For more than 30 years, the non-profit, non-denominational group, Summer’s Best Two Weeks (SB2W), located about an hour southeast of Pittsburgh in Boswell, Pa., led campers down the storied Lower Youghiogheny whitewater in Ohiopyle State Park as a way to teach courage, teamwork, self-reliance, faith in God, and respect for nature.  In 2001, Pennsylvania’s Department of Conservation and Natural Resources (DCNR) withdrew its longstanding permission for SB2W’s annual rafting trips on the Lower “Yough,” demanding instead that the camp either hire Ohiopyle’s cartel of four commercial outfitters or stay off the river entirely.  In 2006, the camp teamed up with the Institute for Justice to file suit, seeking to declare unconstitutional the DCNR’s arbitrary denial of SB2W’s freedom to raft.

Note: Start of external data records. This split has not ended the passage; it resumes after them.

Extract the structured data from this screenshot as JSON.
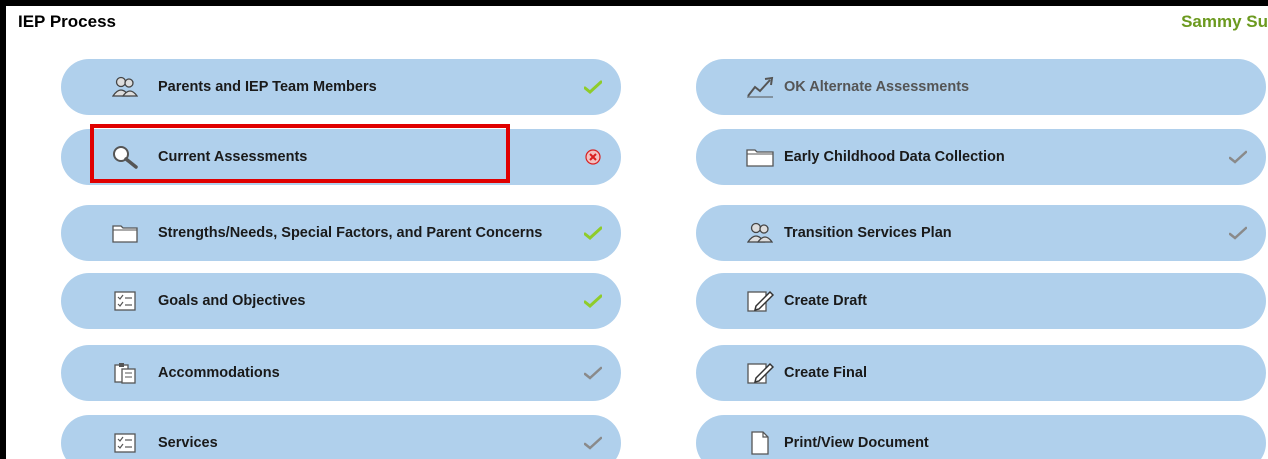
{
  "header": {
    "title": "IEP Process",
    "user": "Sammy Su"
  },
  "left_items": [
    {
      "label": "Parents and IEP Team Members",
      "icon": "people-icon",
      "status": "complete"
    },
    {
      "label": "Current Assessments",
      "icon": "magnifier-icon",
      "status": "error"
    },
    {
      "label": "Strengths/Needs, Special Factors, and Parent Concerns",
      "icon": "folder-icon",
      "status": "complete"
    },
    {
      "label": "Goals and Objectives",
      "icon": "checklist-icon",
      "status": "complete"
    },
    {
      "label": "Accommodations",
      "icon": "clipboard-icon",
      "status": "pending"
    },
    {
      "label": "Services",
      "icon": "checklist-icon",
      "status": "pending"
    }
  ],
  "right_items": [
    {
      "label": "OK Alternate Assessments",
      "icon": "chart-arrow-icon",
      "status": "none"
    },
    {
      "label": "Early Childhood Data Collection",
      "icon": "folder-icon",
      "status": "pending"
    },
    {
      "label": "Transition Services Plan",
      "icon": "people-icon",
      "status": "pending"
    },
    {
      "label": "Create Draft",
      "icon": "edit-document-icon",
      "status": "none"
    },
    {
      "label": "Create Final",
      "icon": "edit-document-icon",
      "status": "none"
    },
    {
      "label": "Print/View Document",
      "icon": "document-icon",
      "status": "none"
    }
  ],
  "colors": {
    "pill": "#b0d0ec",
    "title_user": "#6c9a1f",
    "check_green": "#8fcc2a",
    "check_gray": "#8a8a8a",
    "error_red": "#d92020",
    "highlight": "#e00000"
  }
}
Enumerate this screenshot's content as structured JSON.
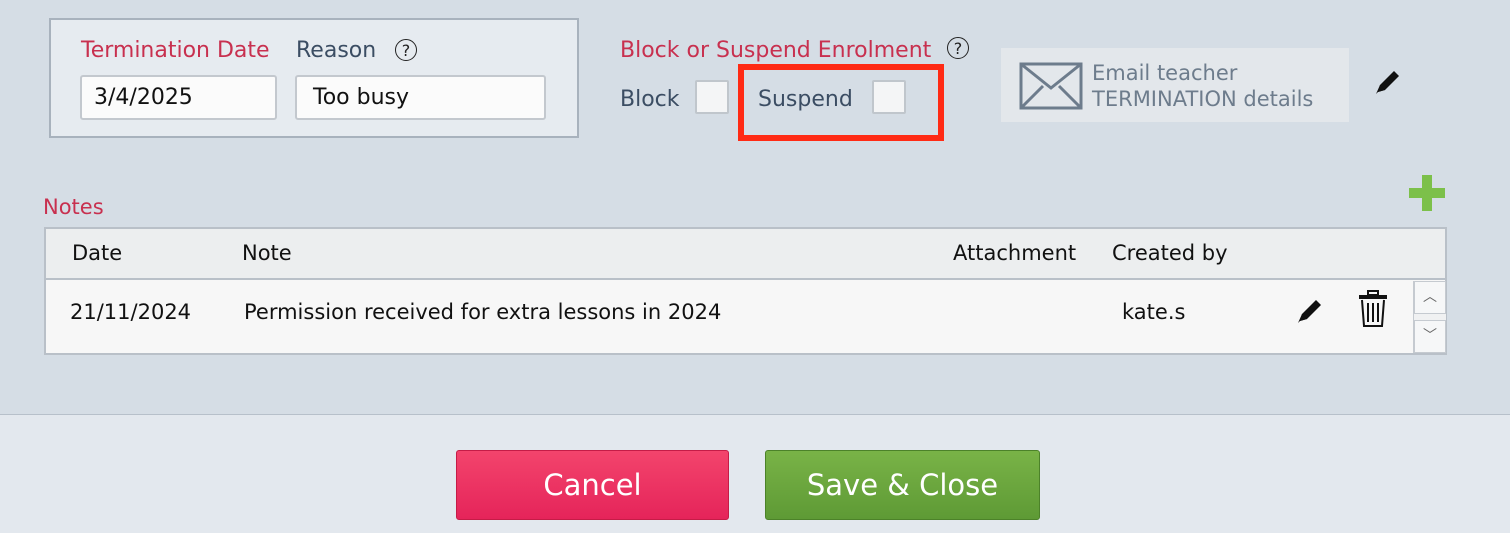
{
  "termination": {
    "date_label": "Termination Date",
    "date_value": "3/4/2025",
    "reason_label": "Reason",
    "reason_value": "Too busy",
    "help_glyph": "?"
  },
  "enrolment": {
    "title": "Block or Suspend Enrolment",
    "block_label": "Block",
    "suspend_label": "Suspend",
    "block_checked": false,
    "suspend_checked": false
  },
  "email": {
    "line1": "Email teacher",
    "line2": "TERMINATION details",
    "icon": "envelope-icon"
  },
  "notes": {
    "title": "Notes",
    "columns": [
      "Date",
      "Note",
      "Attachment",
      "Created by"
    ],
    "rows": [
      {
        "date": "21/11/2024",
        "note": "Permission received for extra lessons in 2024",
        "attachment": "",
        "created_by": "kate.s"
      }
    ]
  },
  "footer": {
    "cancel_label": "Cancel",
    "save_label": "Save & Close"
  },
  "colors": {
    "accent_red": "#c8304f",
    "add_green": "#7cc04a",
    "highlight": "#ff2a14"
  }
}
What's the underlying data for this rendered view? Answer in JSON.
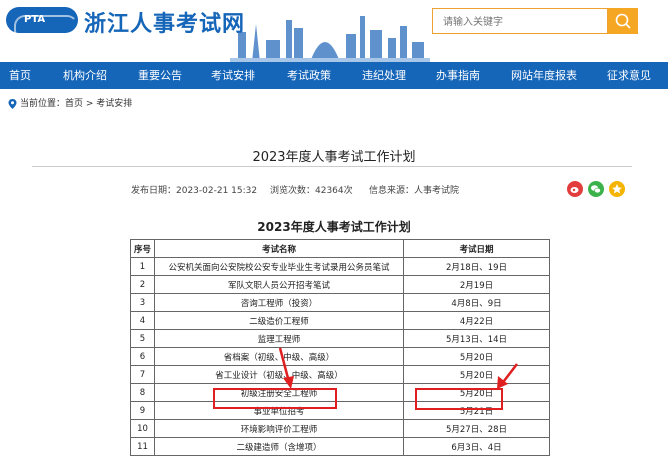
{
  "header": {
    "logo_text": "PTA",
    "site_title": "浙江人事考试网",
    "search_placeholder": "请输入关键字"
  },
  "nav": [
    {
      "label": "首页"
    },
    {
      "label": "机构介绍"
    },
    {
      "label": "重要公告"
    },
    {
      "label": "考试安排"
    },
    {
      "label": "考试政策"
    },
    {
      "label": "违纪处理"
    },
    {
      "label": "办事指南"
    },
    {
      "label": "网站年度报表"
    },
    {
      "label": "征求意见"
    }
  ],
  "breadcrumb": {
    "prefix": "当前位置：",
    "home": "首页",
    "sep": " > ",
    "current": "考试安排"
  },
  "article": {
    "title": "2023年度人事考试工作计划",
    "publish_date": "发布日期：2023-02-21 15:32",
    "views": "浏览次数：42364次",
    "source": "信息来源：人事考试院"
  },
  "share_icons": [
    "weibo-icon",
    "wechat-icon",
    "favorite-icon"
  ],
  "colors": {
    "brand": "#1565b9",
    "accent": "#f5a623",
    "highlight": "#e02020"
  },
  "table": {
    "title": "2023年度人事考试工作计划",
    "headers": [
      "序号",
      "考试名称",
      "考试日期"
    ],
    "rows": [
      [
        "1",
        "公安机关面向公安院校公安专业毕业生考试录用公务员笔试",
        "2月18日、19日"
      ],
      [
        "2",
        "军队文职人员公开招考笔试",
        "2月19日"
      ],
      [
        "3",
        "咨询工程师（投资）",
        "4月8日、9日"
      ],
      [
        "4",
        "二级造价工程师",
        "4月22日"
      ],
      [
        "5",
        "监理工程师",
        "5月13日、14日"
      ],
      [
        "6",
        "省档案（初级、中级、高级）",
        "5月20日"
      ],
      [
        "7",
        "省工业设计（初级、中级、高级）",
        "5月20日"
      ],
      [
        "8",
        "初级注册安全工程师",
        "5月20日"
      ],
      [
        "9",
        "事业单位招考",
        "5月21日"
      ],
      [
        "10",
        "环境影响评价工程师",
        "5月27日、28日"
      ],
      [
        "11",
        "二级建造师（含增项）",
        "6月3日、4日"
      ]
    ]
  }
}
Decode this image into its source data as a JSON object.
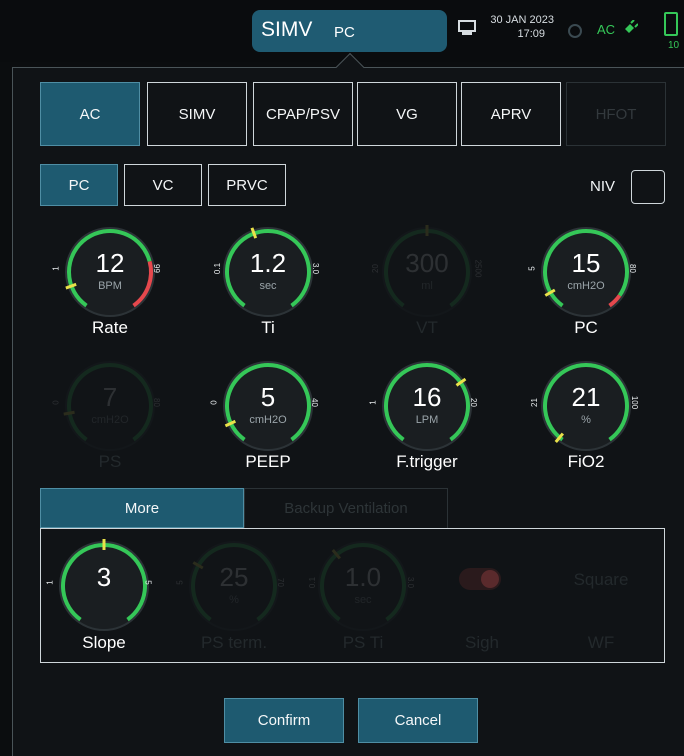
{
  "header": {
    "mode_main": "SIMV",
    "mode_sub": "PC",
    "date": "30 JAN 2023",
    "time": "17:09",
    "power_source": "AC",
    "battery_text": "10"
  },
  "modes": [
    {
      "label": "AC",
      "state": "active"
    },
    {
      "label": "SIMV",
      "state": "normal"
    },
    {
      "label": "CPAP/PSV",
      "state": "normal"
    },
    {
      "label": "VG",
      "state": "normal"
    },
    {
      "label": "APRV",
      "state": "normal"
    },
    {
      "label": "HFOT",
      "state": "disabled"
    }
  ],
  "submodes": [
    {
      "label": "PC",
      "state": "active"
    },
    {
      "label": "VC",
      "state": "normal"
    },
    {
      "label": "PRVC",
      "state": "normal"
    }
  ],
  "niv": {
    "label": "NIV",
    "checked": false
  },
  "dials": [
    {
      "label": "Rate",
      "value": "12",
      "unit": "BPM",
      "min": "1",
      "max": "99",
      "enabled": true
    },
    {
      "label": "Ti",
      "value": "1.2",
      "unit": "sec",
      "min": "0.1",
      "max": "3.0",
      "enabled": true
    },
    {
      "label": "VT",
      "value": "300",
      "unit": "ml",
      "min": "20",
      "max": "2500",
      "enabled": false
    },
    {
      "label": "PC",
      "value": "15",
      "unit": "cmH2O",
      "min": "5",
      "max": "80",
      "enabled": true
    },
    {
      "label": "PS",
      "value": "7",
      "unit": "cmH2O",
      "min": "0",
      "max": "80",
      "enabled": false
    },
    {
      "label": "PEEP",
      "value": "5",
      "unit": "cmH2O",
      "min": "0",
      "max": "40",
      "enabled": true
    },
    {
      "label": "F.trigger",
      "value": "16",
      "unit": "LPM",
      "min": "1",
      "max": "20",
      "enabled": true
    },
    {
      "label": "FiO2",
      "value": "21",
      "unit": "%",
      "min": "21",
      "max": "100",
      "enabled": true
    }
  ],
  "tabs": {
    "more": "More",
    "backup": "Backup Ventilation"
  },
  "more_dials": [
    {
      "label": "Slope",
      "value": "3",
      "unit": "",
      "min": "1",
      "max": "5",
      "enabled": true
    },
    {
      "label": "PS term.",
      "value": "25",
      "unit": "%",
      "min": "5",
      "max": "70",
      "enabled": false
    },
    {
      "label": "PS Ti",
      "value": "1.0",
      "unit": "sec",
      "min": "0.1",
      "max": "3.0",
      "enabled": false
    }
  ],
  "sigh": {
    "label": "Sigh",
    "enabled": false
  },
  "waveform": {
    "label": "WF",
    "value": "Square",
    "enabled": false
  },
  "buttons": {
    "confirm": "Confirm",
    "cancel": "Cancel"
  },
  "colors": {
    "accent": "#1e5a70",
    "green": "#35c758",
    "alarm_red": "#e5484d",
    "marker_yellow": "#e9e14a"
  }
}
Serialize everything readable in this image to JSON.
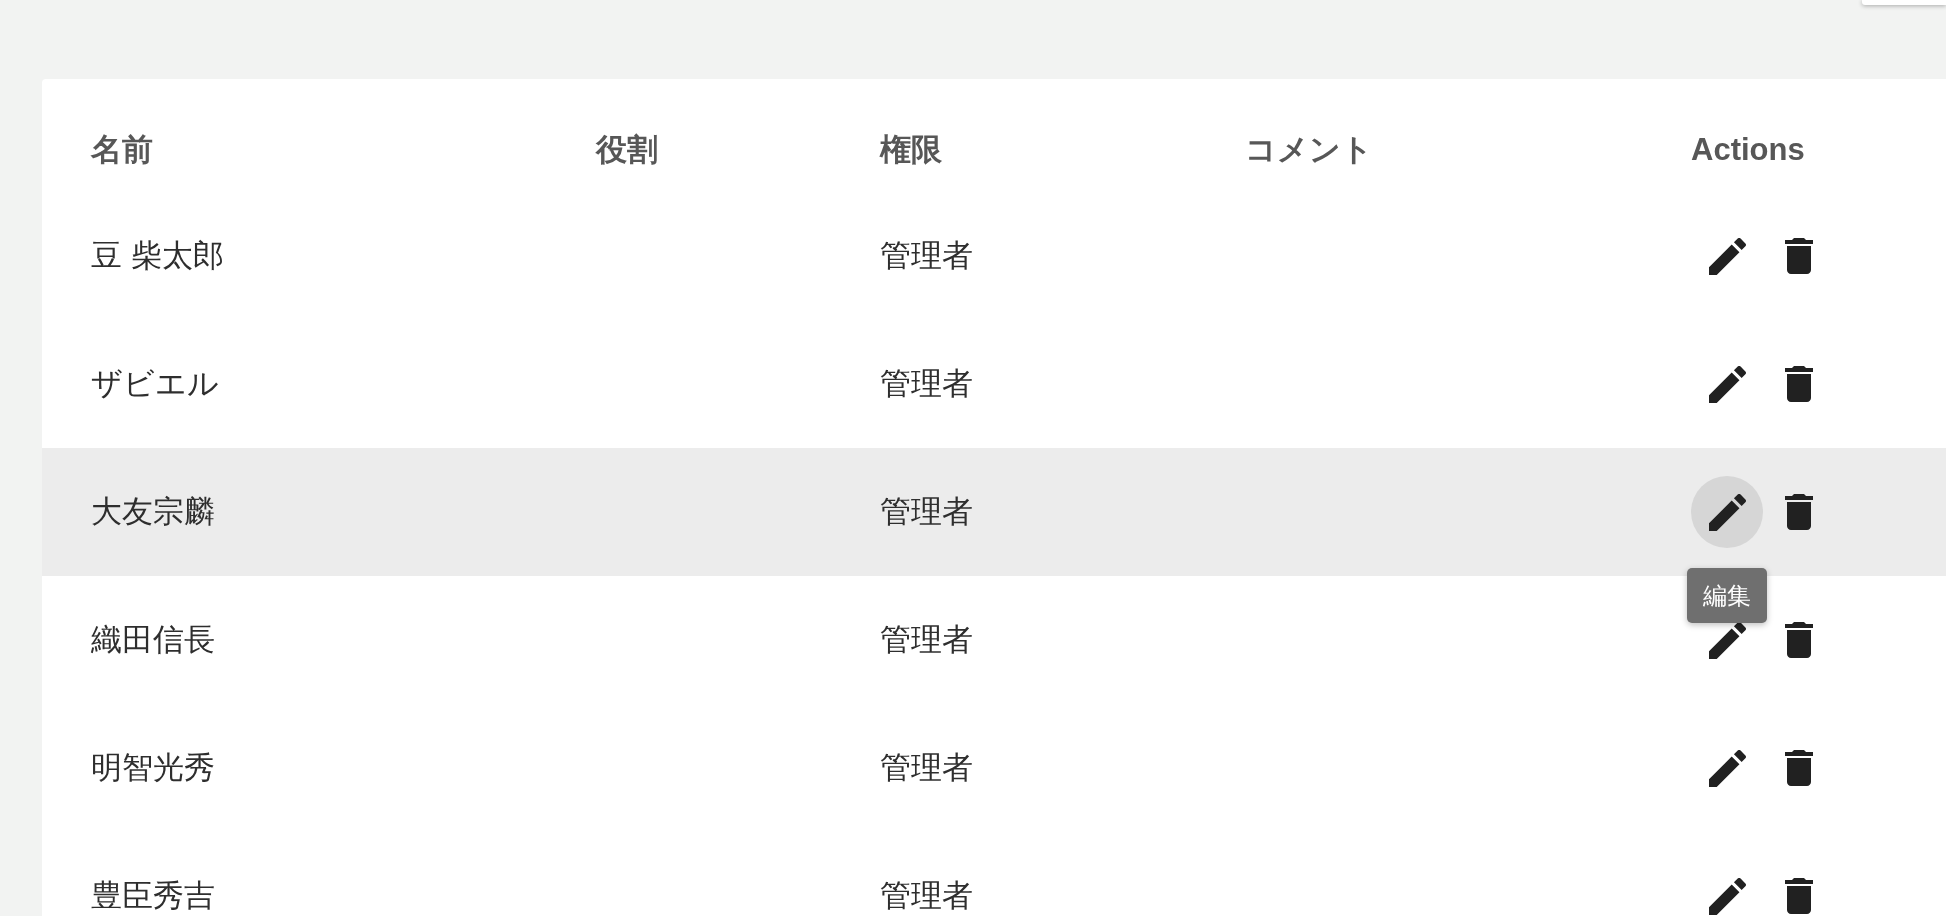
{
  "table": {
    "columns": [
      "名前",
      "役割",
      "権限",
      "コメント",
      "Actions"
    ],
    "rows": [
      {
        "name": "豆 柴太郎",
        "permission": "管理者",
        "hovered": false,
        "actions": [
          {
            "kind": "edit",
            "hovered": false
          },
          {
            "kind": "delete",
            "hovered": false
          }
        ]
      },
      {
        "name": "ザビエル",
        "permission": "管理者",
        "hovered": false,
        "actions": [
          {
            "kind": "edit",
            "hovered": false
          },
          {
            "kind": "delete",
            "hovered": false
          }
        ]
      },
      {
        "name": "大友宗麟",
        "permission": "管理者",
        "hovered": true,
        "actions": [
          {
            "kind": "edit",
            "hovered": true,
            "tooltip": "編集"
          },
          {
            "kind": "delete",
            "hovered": false
          }
        ]
      },
      {
        "name": "織田信長",
        "permission": "管理者",
        "hovered": false,
        "actions": [
          {
            "kind": "edit",
            "hovered": false
          },
          {
            "kind": "delete",
            "hovered": false
          }
        ]
      },
      {
        "name": "明智光秀",
        "permission": "管理者",
        "hovered": false,
        "actions": [
          {
            "kind": "edit",
            "hovered": false
          },
          {
            "kind": "delete",
            "hovered": false
          }
        ]
      },
      {
        "name": "豊臣秀吉",
        "permission": "管理者",
        "hovered": false,
        "actions": [
          {
            "kind": "edit",
            "hovered": false
          },
          {
            "kind": "delete",
            "hovered": false
          }
        ]
      }
    ]
  }
}
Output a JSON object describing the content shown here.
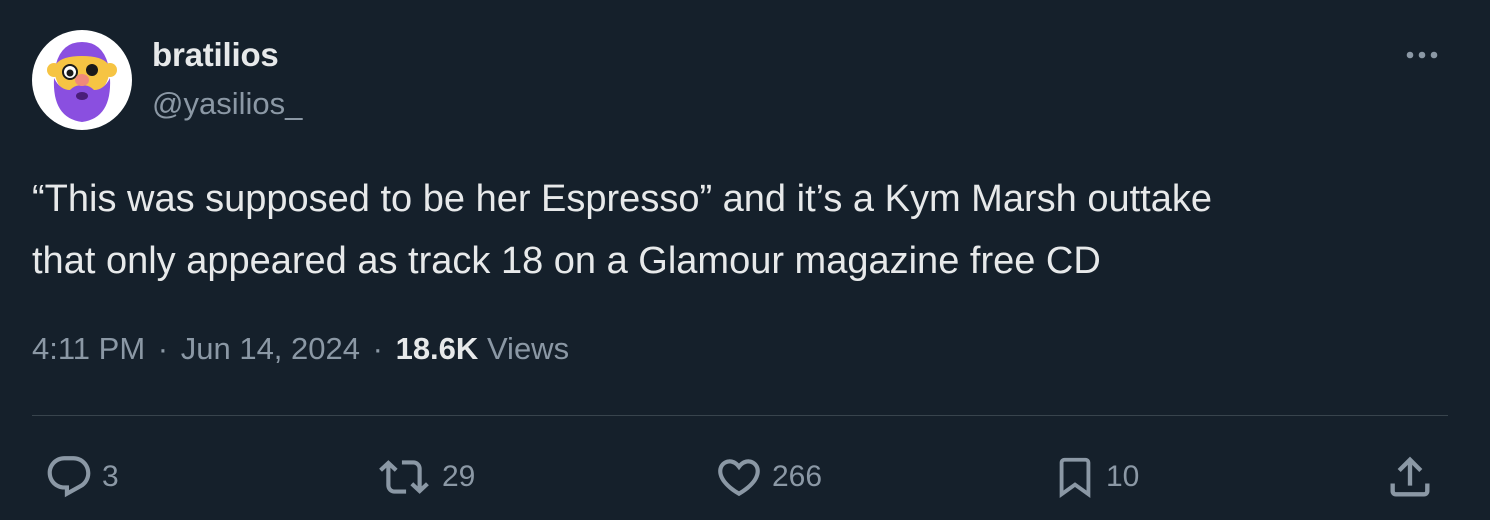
{
  "author": {
    "display_name": "bratilios",
    "handle": "@yasilios_"
  },
  "tweet": {
    "text": "“This was supposed to be her Espresso” and it’s a Kym Marsh outtake\nthat only appeared as track 18 on a Glamour magazine free CD"
  },
  "meta": {
    "time": "4:11 PM",
    "separator": "·",
    "date": "Jun 14, 2024",
    "views_count": "18.6K",
    "views_label": "Views"
  },
  "actions": {
    "reply": {
      "icon": "reply-icon",
      "count": "3"
    },
    "retweet": {
      "icon": "retweet-icon",
      "count": "29"
    },
    "like": {
      "icon": "heart-icon",
      "count": "266"
    },
    "bookmark": {
      "icon": "bookmark-icon",
      "count": "10"
    },
    "share": {
      "icon": "share-icon"
    }
  },
  "colors": {
    "background": "#15202b",
    "primary_text": "#e7e9ea",
    "secondary_text": "#8b98a5",
    "divider": "#38444d",
    "avatar_beard": "#8a4fe0",
    "avatar_face": "#f6c443"
  }
}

“Summer’s Best Two Weeks has an outstanding safety record, and all we want to do is what we’ve always done:  safely and peacefully raft the river,” said Kent Biery, the camp’s executive director.  “This unfortunate ruling denies our campers the powerful sense of accomplishment and lifelong memories that have been an integral part of our program for more than 30 years.  We’re resolved to find a solution that allows our campers to get back on the river.”

The Institute for Justice is analyzing today’s decision closely and will work with Summer’s Best Two Weeks to determine the best manner in which to proceed.

Founded in 1991, the Virginia-based Institute for Justice has represented entrepreneurs nationwide who successfully fought arbitrary and unnecessary regulations.  These cases include the landmark legal battle to advance the American ideal of economic liberty when, on May 16, 2005, the U.S. Supreme Court struck down discriminatory state shipping laws that hampered small wineries as well as their consumers.  IJ also secured the first federal appeals court victory for economic liberty since the New Deal and, most recently, filed suit in Philadelphia to strike down a new regulation that makes it illegal for tour guides to talk about the Liberty Bell without first getting the government’s permission.